How did South Africa come to be so well endowed with minerals?

The planet earth where we live and breathe is composed of multiple layers. Its inner layer is made up of liquid while the outer layer is solid in nature. The part where we live is called the earth’s crust.But this crust was not like this always. More than four billion years ago, this crust was molten. And when it began to cool continental nuclei and it’s the cores were formed.

This nucleus was based on the areas of South-central Canada, Brazil, some parts of Russia, Australia, and South Africa. That is how they became home of the world’s oldest, or Archaean, rock.

The specialty of this rock is that it contains gold, iron, and manganese. But to produce minerals from rocks, only possession is not enough. Meaning, for rocks to yield their minerals readily, they must be exposed to the natural environment. And sadly, a lot of areas could not provide the required atmosphere.

Unfortunately, due to the lack of a compatible environment, many countries were not able to use the rocks. Like Brazil’s Archaean rock came to be covered by the Amazonian rain forests. Canada’s by glacial debris. Russia’s with steppes. And, Australia’s got covered with the thick soils of the outback.

In this matter, South Africa was fortunate. South Africa’s rock remained relatively unchanged by geological events. Even its weather system helped the process. The ancient rocks got eroded in such a way that some of the minerals, particularly gold, have been re-concentrated in sediments near the surface.

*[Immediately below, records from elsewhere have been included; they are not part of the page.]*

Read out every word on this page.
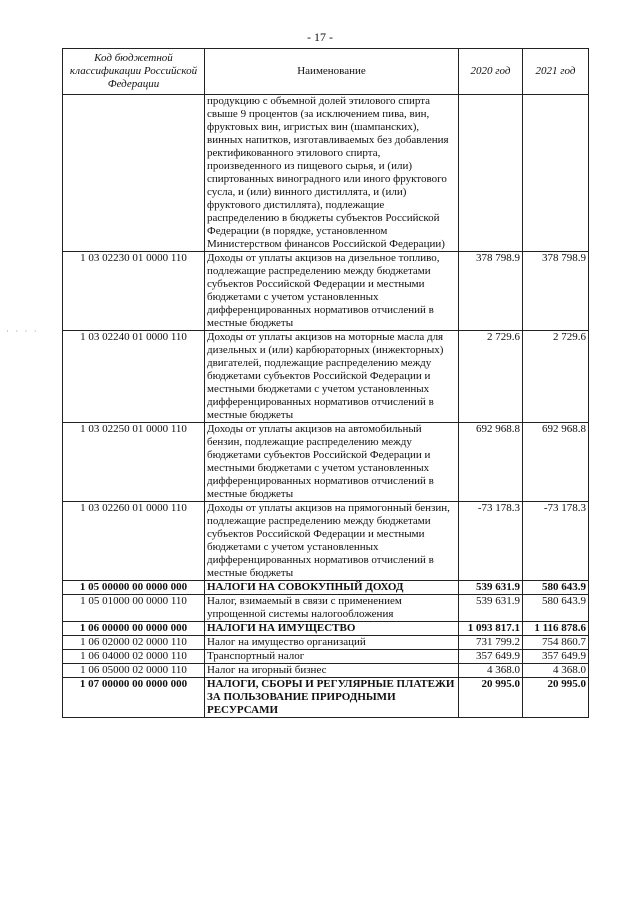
- 17 -
· · · ·
Код бюджетной классификации Российской Федерации	Наименование	2020 год	2021 год
	продукцию с объемной долей этилового спирта свыше 9 процентов (за исключением пива, вин, фруктовых вин, игристых вин (шампанских), винных напитков, изготавливаемых без добавления ректификованного этилового спирта, произведенного из пищевого сырья, и (или) спиртованных виноградного или иного фруктового сусла, и (или) винного дистиллята, и (или) фруктового дистиллята), подлежащие распределению в бюджеты субъектов Российской Федерации (в порядке, установленном Министерством финансов Российской Федерации)		
1 03 02230 01 0000 110	Доходы от уплаты акцизов на дизельное топливо, подлежащие распределению между бюджетами субъектов Российской Федерации и местными бюджетами с учетом установленных дифференцированных нормативов отчислений в местные бюджеты	378 798.9	378 798.9
1 03 02240 01 0000 110	Доходы от уплаты акцизов на моторные масла для дизельных и (или) карбюраторных (инжекторных) двигателей, подлежащие распределению между бюджетами субъектов Российской Федерации и местными бюджетами с учетом установленных дифференцированных нормативов отчислений в местные бюджеты	2 729.6	2 729.6
1 03 02250 01 0000 110	Доходы от уплаты акцизов на автомобильный бензин, подлежащие распределению между бюджетами субъектов Российской Федерации и местными бюджетами с учетом установленных дифференцированных нормативов отчислений в местные бюджеты	692 968.8	692 968.8
1 03 02260 01 0000 110	Доходы от уплаты акцизов на прямогонный бензин, подлежащие распределению между бюджетами субъектов Российской Федерации и местными бюджетами с учетом установленных дифференцированных нормативов отчислений в местные бюджеты	-73 178.3	-73 178.3
1 05 00000 00 0000 000	НАЛОГИ НА СОВОКУПНЫЙ ДОХОД	539 631.9	580 643.9
1 05 01000 00 0000 110	Налог, взимаемый в связи с применением упрощенной системы налогообложения	539 631.9	580 643.9
1 06 00000 00 0000 000	НАЛОГИ НА ИМУЩЕСТВО	1 093 817.1	1 116 878.6
1 06 02000 02 0000 110	Налог на имущество организаций	731 799.2	754 860.7
1 06 04000 02 0000 110	Транспортный налог	357 649.9	357 649.9
1 06 05000 02 0000 110	Налог на игорный бизнес	4 368.0	4 368.0
1 07 00000 00 0000 000	НАЛОГИ, СБОРЫ И РЕГУЛЯРНЫЕ ПЛАТЕЖИ ЗА ПОЛЬЗОВАНИЕ ПРИРОДНЫМИ РЕСУРСАМИ	20 995.0	20 995.0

The above scenario explains South Africa’s wealth of easily accessible gold, iron, and manganese. But what of its other treasures? Well, these resources are another consequence of simple luck.

The tip of Africa happens to be a ‘geological crossroads’ where continents have built up and broken apart over time. When continental nuclei rupture, the molten rock rises through the rifts, resulting in igneous rocks that fill the cracks.

There are many such extrusions of igneous rock in the world, but the effects of rifting have been especially dramatic in South Africa. About 1.8 billion years ago South Africa’s Bushveld Complex, the biggest single igneous rock body on the face of the Earth (roughly the size of Ireland), was formed, leaving behind huge deposits of chromium and platinum.

Not only this, but the Rifting also led to the formation of diamond fields about 100 million years ago. The molten rock that rose from rift intersections in South Africa contained pipes of kimberlite, which carry fully formed diamonds from great depths. Hence, all this explains their South Africa being the rich source of diamonds.

However, South Africa isn’t the only land blessed in this regard. Arkansas, Wyoming, and Western Australia also faced rifting. And as a result of that, they also have diamonds very similar to the ones in South Africa. But their kimberlite pipes aren’t as large or well-formed, and therefore can’t carry as many big, high-quality diamonds up to the surface.

In short, South Africa was just plain lucky. Its kimberlite pipes are deep and protrude prominently through the brittle, ancient crust. Geological fate has indeed been very kind to South Africa. The rock there is readily available to be mined. And that is why this country is considered to be one of the highly mineral-rich lands on the planet.